One in five PUP recipients based in accommodation and food industries

Restaurants association says payment should be closed for sectors that are open

A fifth of PUP recipients are under the age of 25, while those in the 25-34 and 35-44 age brackets each represent nearly a quarter of recipients.

A fifth of PUP recipients are under the age of 25, while those in the 25-34 and 35-44 age brackets each represent nearly a quarter of recipients.


One in five people receiving the Pandemic Unemployment Payment (PUP) are in the accommodation and food services industry, new figures show.

More than 2,000 accommodation and food service workers left the scheme this week, but the sector continues to have the largest number of people still in receipt of the payment. The 31,767 in the industry still registered equates to just under 25 per cent of the number receiving the payment when claims peaked in May 2020.

The weekly figures published by the Department of Social Protection reveal that 153,309 people continue to receive the PUP. Nearly one in six recipients (24,287) resided in the wholesale and retail trade industries, including vehicle repair, while one in nine (17,879) worked in administrative and support services. There are 12,609 people in the construction industry left on the payment, as well as 8,908 in manufacturing and 7,657 in “other” sectors, including hairdressing and beauty. Less than 5,000 recipients worked in the arts, entertainment and recreation industries.

The chief executive of the Restaurants Association of Ireland, Adrian Cummins, said there needs to be “further investigation” into why the number of people in receipt of the PUP in his industry continues to be so high when hospitality businesses are struggling to find staff.

“Every business has signs up looking for staff. We have students on PUP payments who can stay at home,” he said.

The payment was necessary at a time when the hospitality industry was forced to shut but one “cannot square the circle” of staff shortages and the continuation of these payments, Mr Cummins said.
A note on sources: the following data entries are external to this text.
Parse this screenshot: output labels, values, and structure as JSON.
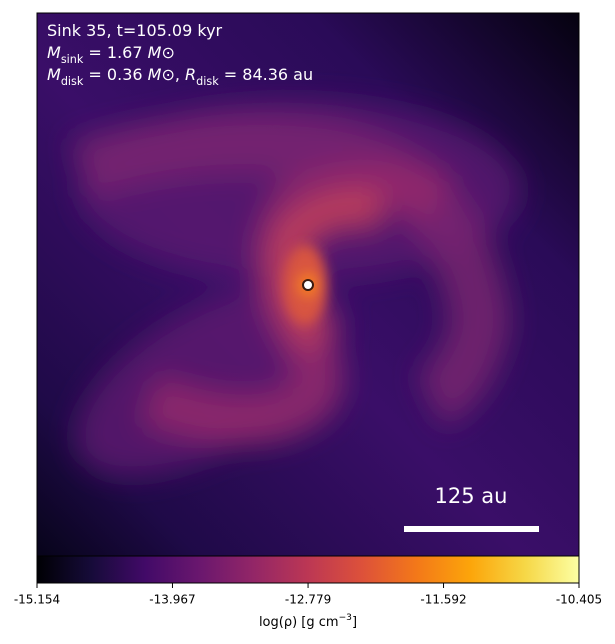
{
  "chart_data": {
    "type": "image",
    "annotations": [
      {
        "parts": [
          "Sink 35, t=105.09 kyr"
        ]
      },
      {
        "parts": [
          "M",
          "sink",
          " = 1.67 ",
          "M",
          "⊙"
        ]
      },
      {
        "parts": [
          "M",
          "disk",
          " = 0.36 ",
          "M",
          "⊙",
          ", ",
          "R",
          "disk",
          " = 84.36 au"
        ]
      }
    ],
    "scale_bar_label": "125 au",
    "colorbar": {
      "label": {
        "parts": [
          "log(ρ) [g cm",
          "−3",
          "]"
        ]
      },
      "clim": [
        -15.154,
        -10.405
      ],
      "ticks": [
        -15.154,
        -13.967,
        -12.779,
        -11.592,
        -10.405
      ],
      "colormap": [
        "#000004",
        "#160b39",
        "#420a68",
        "#6a176e",
        "#932667",
        "#bc3754",
        "#dd513a",
        "#f37819",
        "#fca50a",
        "#f6d746",
        "#fcffa4"
      ]
    }
  }
}
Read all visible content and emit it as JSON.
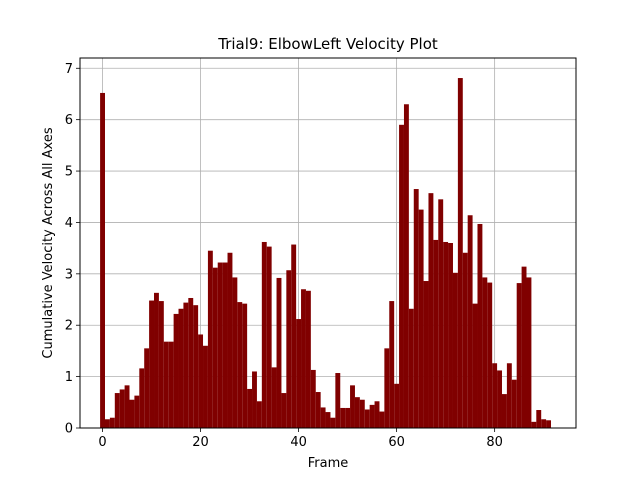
{
  "chart_data": {
    "type": "bar",
    "title": "Trial9: ElbowLeft Velocity Plot",
    "xlabel": "Frame",
    "ylabel": "Cumulative Velocity Across All Axes",
    "xlim": [
      -4.6,
      96.6
    ],
    "ylim": [
      0,
      7.2
    ],
    "xticks": [
      0,
      20,
      40,
      60,
      80
    ],
    "yticks": [
      0,
      1,
      2,
      3,
      4,
      5,
      6,
      7
    ],
    "grid": true,
    "bar_color": "#800000",
    "x": [
      0,
      1,
      2,
      3,
      4,
      5,
      6,
      7,
      8,
      9,
      10,
      11,
      12,
      13,
      14,
      15,
      16,
      17,
      18,
      19,
      20,
      21,
      22,
      23,
      24,
      25,
      26,
      27,
      28,
      29,
      30,
      31,
      32,
      33,
      34,
      35,
      36,
      37,
      38,
      39,
      40,
      41,
      42,
      43,
      44,
      45,
      46,
      47,
      48,
      49,
      50,
      51,
      52,
      53,
      54,
      55,
      56,
      57,
      58,
      59,
      60,
      61,
      62,
      63,
      64,
      65,
      66,
      67,
      68,
      69,
      70,
      71,
      72,
      73,
      74,
      75,
      76,
      77,
      78,
      79,
      80,
      81,
      82,
      83,
      84,
      85,
      86,
      87,
      88,
      89,
      90,
      91
    ],
    "values": [
      6.52,
      0.17,
      0.2,
      0.68,
      0.75,
      0.83,
      0.55,
      0.63,
      1.16,
      1.55,
      2.48,
      2.63,
      2.47,
      1.68,
      1.68,
      2.22,
      2.32,
      2.44,
      2.53,
      2.39,
      1.82,
      1.6,
      3.45,
      3.12,
      3.22,
      3.22,
      3.41,
      2.93,
      2.45,
      2.42,
      0.76,
      1.1,
      0.52,
      3.62,
      3.53,
      1.18,
      2.92,
      0.68,
      3.07,
      3.57,
      2.12,
      2.7,
      2.67,
      1.13,
      0.7,
      0.4,
      0.31,
      0.2,
      1.07,
      0.39,
      0.39,
      0.83,
      0.6,
      0.55,
      0.36,
      0.45,
      0.52,
      0.32,
      1.55,
      2.47,
      0.86,
      5.9,
      6.3,
      2.32,
      4.65,
      4.25,
      2.86,
      4.57,
      3.66,
      4.45,
      3.62,
      3.6,
      3.02,
      6.81,
      3.41,
      4.14,
      2.42,
      3.97,
      2.93,
      2.83,
      1.26,
      1.12,
      0.66,
      1.26,
      0.94,
      2.82,
      3.14,
      2.93,
      0.12,
      0.35,
      0.17,
      0.15
    ]
  }
}
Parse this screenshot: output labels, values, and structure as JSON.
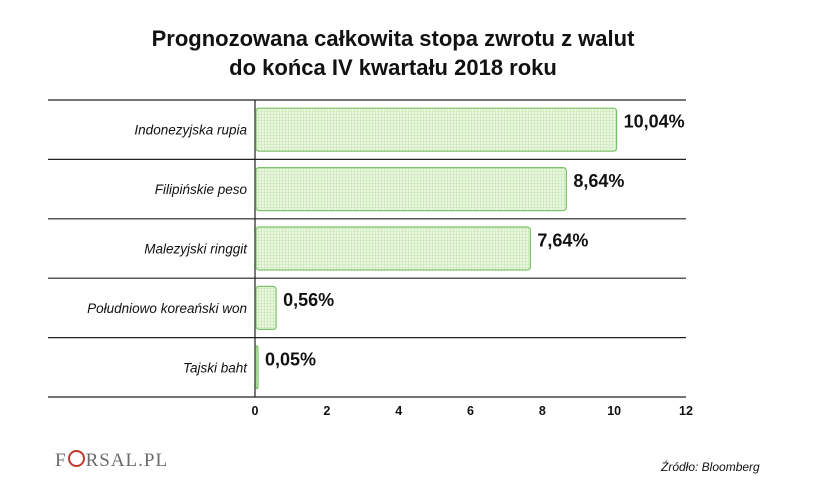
{
  "title_line1": "Prognozowana całkowita stopa zwrotu z walut",
  "title_line2": "do końca IV kwartału 2018 roku",
  "source": "Źródło: Bloomberg",
  "logo_text": "FORSAL.PL",
  "colors": {
    "bar_fill": "#e6f4da",
    "bar_stroke": "#7cc26a",
    "grid": "#222222"
  },
  "chart_data": {
    "type": "bar",
    "orientation": "horizontal",
    "categories": [
      "Indonezyjska rupia",
      "Filipińskie peso",
      "Malezyjski ringgit",
      "Południowo koreański won",
      "Tajski baht"
    ],
    "values": [
      10.04,
      8.64,
      7.64,
      0.56,
      0.05
    ],
    "value_labels": [
      "10,04%",
      "8,64%",
      "7,64%",
      "0,56%",
      "0,05%"
    ],
    "xlim": [
      0,
      12
    ],
    "xticks": [
      0,
      2,
      4,
      6,
      8,
      10,
      12
    ],
    "xlabel": "",
    "ylabel": "",
    "grid": "horizontal separators between categories"
  }
}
“Are those 32,000 people in Ireland or have they gone back to their own countries? Our position is that PUP should be closed for sectors that are fully open,” he said. Whether wages should be higher is a “separate issue”, he added, and the PUP should not be viewed as a higher rate of unemployment benefit.

Padraig Cribben, chief executive of the Vintners’ Federation of Ireland (VFI), said the staff shortage in the pub industry is at a “critical” level. He said the extent of the demand for the PUP is “surprising”, given there is an abundance of vacant positions in hospitality. However, he wondered if there could be regional variations affecting pub workers.

Some publicans have been forced to stay shut for the first few days of each week to ensure they have enough staff for the busier trading days later in the week, he said.

Mr Cribben said there are “plenty of instances” where publicans have vacancies but are not receiving applications. “They are certainly not getting CVs, that is for sure,” he added.

A fifth of PUP recipients are under the age of 25, while those in the 25-34 and 35-44 age brackets each represent nearly a quarter. There are a further 2,163 people in receipt of Enhanced Illness Benefit, which covers those who contract the virus or with medical certificates proving they have been advised to self-isolate.*

The PUP has been closed to new claimants since July 8th, while full-time students will receive their final payment on September 7th. Next month the top three rates of the payment will be reduced by €50, with the maximum weekly rate to reduce to €300. People on the €203 PUP rate will transition to standard jobseekers terms.

The Department of Social Protection is also planning two further phases of rate changes: on November 16th of this year and on February 8th, 2022.

Minister for Social Protection Heather Humphreys said 4,400 PUP recipients closed their claims last week, almost half of which were in the accommodation and food sectors.

“It is heartening to see more people return to work each week as we continue to move cautiously through our recovery from Covid-19,” she said.